We’ve been involved in helping Pioneer participants for nearly three years now. I would say that a lot of organizations wanted to jump into it to learn, but once they found that two-sided risk was too much, they switched out, but most that left went over to MSSP.
On a certain level—perhaps a symbolic level—does it feel as though the Pioneer program’s struggles are destabilizing for healthcare leaders to hear about?
My interpretation is that Pioneer was an experimental program, it was the first shared savings model. And a lot of organizations learned and realized they weren’t quite ready to take on two-sided risk, even though they had thought they were. And this is still fairly new. And if you look at the ones that have done well, they’ve usually owned their own provider-sponsored plan. And the organizations that have switched out of Pioneer wanted to be early adopters and gain that knowledge. So in that sense, that’s highly successful, in my opinion. Two-thirds made money and all of them improved quality scores, and all then tailored activities to their own organizations.
This is not easy for organizations that have never done this before. Think about how complex healthcare delivery is. And one of the things we’ve learned in doing this is, what percentage of a provider’s business is tied to value-based payment is very important. For example, if only 5 percent of a physician’s payment is tied to value-based payment, it doesn’t make that much of a difference. We’ve found that once 20-25 percent of a physician’s payment is tied to value-based payment it really makes a difference.
So, overall, do you feel optimistic about Next Generation?
Yes, I do. For most of the organizations that have joined the Next Gen, this isn’t their first foray in managing risk. They’re experienced organizations and are looking to gain knowledge. So how do you do a better job of that? And the organizations in this have gone through Pioneer, MSSP, or commercial programs, where they’ve learned what capabilities they’ve needed. So yes, I’m optimistic.

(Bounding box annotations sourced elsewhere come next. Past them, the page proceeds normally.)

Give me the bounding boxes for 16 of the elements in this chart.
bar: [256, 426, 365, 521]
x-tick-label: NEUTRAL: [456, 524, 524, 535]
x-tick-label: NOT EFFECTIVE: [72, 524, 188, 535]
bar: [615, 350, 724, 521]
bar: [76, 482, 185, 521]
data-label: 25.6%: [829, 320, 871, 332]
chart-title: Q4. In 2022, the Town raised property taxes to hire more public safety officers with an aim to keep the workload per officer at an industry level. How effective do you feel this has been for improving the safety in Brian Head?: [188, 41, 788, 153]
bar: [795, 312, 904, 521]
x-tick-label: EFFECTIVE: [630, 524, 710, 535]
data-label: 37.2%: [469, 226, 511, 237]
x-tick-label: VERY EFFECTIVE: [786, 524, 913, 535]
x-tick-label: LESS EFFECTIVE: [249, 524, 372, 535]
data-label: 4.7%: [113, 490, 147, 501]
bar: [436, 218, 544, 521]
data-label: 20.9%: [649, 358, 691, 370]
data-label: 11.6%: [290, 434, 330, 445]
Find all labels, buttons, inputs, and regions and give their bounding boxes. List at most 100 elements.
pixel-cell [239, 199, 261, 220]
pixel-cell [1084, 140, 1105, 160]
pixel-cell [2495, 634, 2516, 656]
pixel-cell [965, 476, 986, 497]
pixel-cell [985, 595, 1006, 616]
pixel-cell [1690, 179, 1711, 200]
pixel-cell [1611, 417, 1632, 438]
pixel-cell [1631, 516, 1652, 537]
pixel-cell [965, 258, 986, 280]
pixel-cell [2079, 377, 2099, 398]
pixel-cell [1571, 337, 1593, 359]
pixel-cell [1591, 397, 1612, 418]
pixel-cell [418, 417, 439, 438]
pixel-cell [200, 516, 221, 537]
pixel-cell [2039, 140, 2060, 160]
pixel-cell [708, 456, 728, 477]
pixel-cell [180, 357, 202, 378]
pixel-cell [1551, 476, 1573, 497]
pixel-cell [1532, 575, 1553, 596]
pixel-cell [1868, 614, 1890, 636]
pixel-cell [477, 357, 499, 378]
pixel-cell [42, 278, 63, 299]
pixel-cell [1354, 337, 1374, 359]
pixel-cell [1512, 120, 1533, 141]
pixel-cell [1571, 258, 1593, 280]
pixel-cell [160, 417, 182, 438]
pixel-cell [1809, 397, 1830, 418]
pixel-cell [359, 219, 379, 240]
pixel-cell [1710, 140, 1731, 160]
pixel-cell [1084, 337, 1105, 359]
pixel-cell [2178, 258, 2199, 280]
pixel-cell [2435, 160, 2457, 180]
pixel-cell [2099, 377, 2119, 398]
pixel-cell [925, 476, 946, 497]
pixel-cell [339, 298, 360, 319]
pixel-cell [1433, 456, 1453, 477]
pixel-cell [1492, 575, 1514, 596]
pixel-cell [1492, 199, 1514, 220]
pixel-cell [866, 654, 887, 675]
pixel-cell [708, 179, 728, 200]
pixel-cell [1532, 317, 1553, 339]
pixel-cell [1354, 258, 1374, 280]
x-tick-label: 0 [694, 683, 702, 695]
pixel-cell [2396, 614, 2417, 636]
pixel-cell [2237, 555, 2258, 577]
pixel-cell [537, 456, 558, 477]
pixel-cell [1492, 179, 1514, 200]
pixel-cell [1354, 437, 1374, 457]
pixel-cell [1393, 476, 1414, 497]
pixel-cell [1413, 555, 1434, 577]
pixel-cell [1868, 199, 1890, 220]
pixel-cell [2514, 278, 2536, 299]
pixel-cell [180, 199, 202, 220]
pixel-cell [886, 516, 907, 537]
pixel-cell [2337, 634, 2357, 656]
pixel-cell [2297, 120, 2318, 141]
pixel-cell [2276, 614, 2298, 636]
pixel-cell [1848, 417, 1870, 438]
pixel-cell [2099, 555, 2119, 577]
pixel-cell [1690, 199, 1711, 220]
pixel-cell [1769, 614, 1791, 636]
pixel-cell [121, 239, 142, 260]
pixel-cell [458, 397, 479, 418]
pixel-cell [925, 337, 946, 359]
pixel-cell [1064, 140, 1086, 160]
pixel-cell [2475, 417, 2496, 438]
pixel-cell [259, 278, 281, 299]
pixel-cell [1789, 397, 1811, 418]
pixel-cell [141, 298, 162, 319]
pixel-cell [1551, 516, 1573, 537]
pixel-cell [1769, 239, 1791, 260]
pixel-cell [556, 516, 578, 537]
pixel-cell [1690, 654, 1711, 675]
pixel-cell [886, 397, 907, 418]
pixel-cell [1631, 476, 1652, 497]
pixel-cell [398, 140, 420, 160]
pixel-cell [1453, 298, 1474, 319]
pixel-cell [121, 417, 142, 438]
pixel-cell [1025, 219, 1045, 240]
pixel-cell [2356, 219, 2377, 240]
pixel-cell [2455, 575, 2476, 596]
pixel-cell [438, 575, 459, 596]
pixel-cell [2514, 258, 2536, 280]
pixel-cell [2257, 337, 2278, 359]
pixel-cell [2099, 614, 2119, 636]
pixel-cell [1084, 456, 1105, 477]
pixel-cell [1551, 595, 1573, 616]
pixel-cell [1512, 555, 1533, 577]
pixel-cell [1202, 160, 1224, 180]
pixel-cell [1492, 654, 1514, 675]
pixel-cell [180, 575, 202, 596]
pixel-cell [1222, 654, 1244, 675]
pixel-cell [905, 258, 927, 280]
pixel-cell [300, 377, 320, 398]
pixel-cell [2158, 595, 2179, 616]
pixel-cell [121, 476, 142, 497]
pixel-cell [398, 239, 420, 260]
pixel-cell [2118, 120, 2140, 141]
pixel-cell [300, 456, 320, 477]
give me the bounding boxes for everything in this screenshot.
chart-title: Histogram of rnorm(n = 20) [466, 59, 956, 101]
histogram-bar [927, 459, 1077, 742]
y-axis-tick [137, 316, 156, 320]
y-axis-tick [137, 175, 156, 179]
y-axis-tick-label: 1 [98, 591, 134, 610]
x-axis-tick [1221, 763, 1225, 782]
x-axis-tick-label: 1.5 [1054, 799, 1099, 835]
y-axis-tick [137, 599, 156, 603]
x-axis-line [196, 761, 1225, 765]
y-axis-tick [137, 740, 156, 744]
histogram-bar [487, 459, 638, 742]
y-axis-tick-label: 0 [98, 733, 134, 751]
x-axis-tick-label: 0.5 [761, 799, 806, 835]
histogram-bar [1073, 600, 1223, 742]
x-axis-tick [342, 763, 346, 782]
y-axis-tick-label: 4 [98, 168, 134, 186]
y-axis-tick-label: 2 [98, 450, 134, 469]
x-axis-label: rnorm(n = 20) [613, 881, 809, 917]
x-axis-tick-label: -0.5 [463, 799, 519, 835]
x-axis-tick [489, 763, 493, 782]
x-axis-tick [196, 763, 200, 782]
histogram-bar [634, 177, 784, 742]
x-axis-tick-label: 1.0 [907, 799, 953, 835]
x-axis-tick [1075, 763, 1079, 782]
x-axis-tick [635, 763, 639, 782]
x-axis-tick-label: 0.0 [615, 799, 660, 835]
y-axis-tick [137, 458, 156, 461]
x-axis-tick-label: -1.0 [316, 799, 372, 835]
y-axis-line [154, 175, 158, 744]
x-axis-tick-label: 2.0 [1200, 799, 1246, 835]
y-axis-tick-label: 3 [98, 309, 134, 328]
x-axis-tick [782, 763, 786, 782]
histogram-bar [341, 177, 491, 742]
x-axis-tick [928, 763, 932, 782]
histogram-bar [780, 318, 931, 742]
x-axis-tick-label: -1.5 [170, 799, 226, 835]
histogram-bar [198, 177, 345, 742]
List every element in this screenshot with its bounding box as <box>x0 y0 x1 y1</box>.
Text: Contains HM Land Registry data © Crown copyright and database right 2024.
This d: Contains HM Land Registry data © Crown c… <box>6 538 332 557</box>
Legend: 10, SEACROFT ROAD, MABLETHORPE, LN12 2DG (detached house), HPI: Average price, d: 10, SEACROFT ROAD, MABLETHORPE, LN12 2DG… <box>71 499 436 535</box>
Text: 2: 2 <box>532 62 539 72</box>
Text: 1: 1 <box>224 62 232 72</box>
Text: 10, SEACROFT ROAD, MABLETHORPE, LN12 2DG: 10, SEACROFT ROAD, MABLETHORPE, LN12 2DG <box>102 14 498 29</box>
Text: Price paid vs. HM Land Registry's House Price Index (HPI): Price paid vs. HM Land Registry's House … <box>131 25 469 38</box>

What have the key learnings been so far, around the leveraging of IT and analytics to support accountable care, in your view?
Yes, with 65 Medicare ACO experiences, we’ve helped to support and many more commercial ones, I would say that no one has found any perfect analytics solutions. We’re confident that the next generation of these products will help people identify who the high-risk patients are, and importantly, predicting who the high-risk people will be.
You’re talking about the people whom some refer to as the rising-risk patients, correct?
Yes, exactly. Because it’s the 5/50 rule, as they often say: 5 percent of patients represent 50 percent of costs. You can easily identify that high-risk population, that 5 percent, but getting to those rising-risk or potentially high-risk people—that’s the challenge.
I’ve heard some people say that the rising-risk group might represent as much as 15-20 percent of any covered population?
Yes, somewhere between 10 and 20 percent, I would say. They’re people with chronic conditions that are currently well-managed, or for example, asthmatics developing secondary conditions. But as we mature in learning how to manage populations, that will become more and more important. And really, before all this evolved, our economic system didn’t reward anyone to manage the 5 percent high-risk patients. In fact, the incentives were to care for people episodically. I take the example of the diabetic: everybody made money off taking care of complications from diabetes. But now organizations are managing diabetics, and that care management really works, and works for at least five other key chronic populations as well. But that’s really the low-hanging fruit. And that’s where the improved analytics will really help.
What would your advice be to CIOs and CMIOs, so many of whom will be involved in facilitating the IT and analytics around accountable care in their organizations?
I would say that they should look really hard at products before you buy them, in analytics. I would talk to someone who’s already using predictive analytics, and actually visit them, and ask them to discuss the products in real time, with them.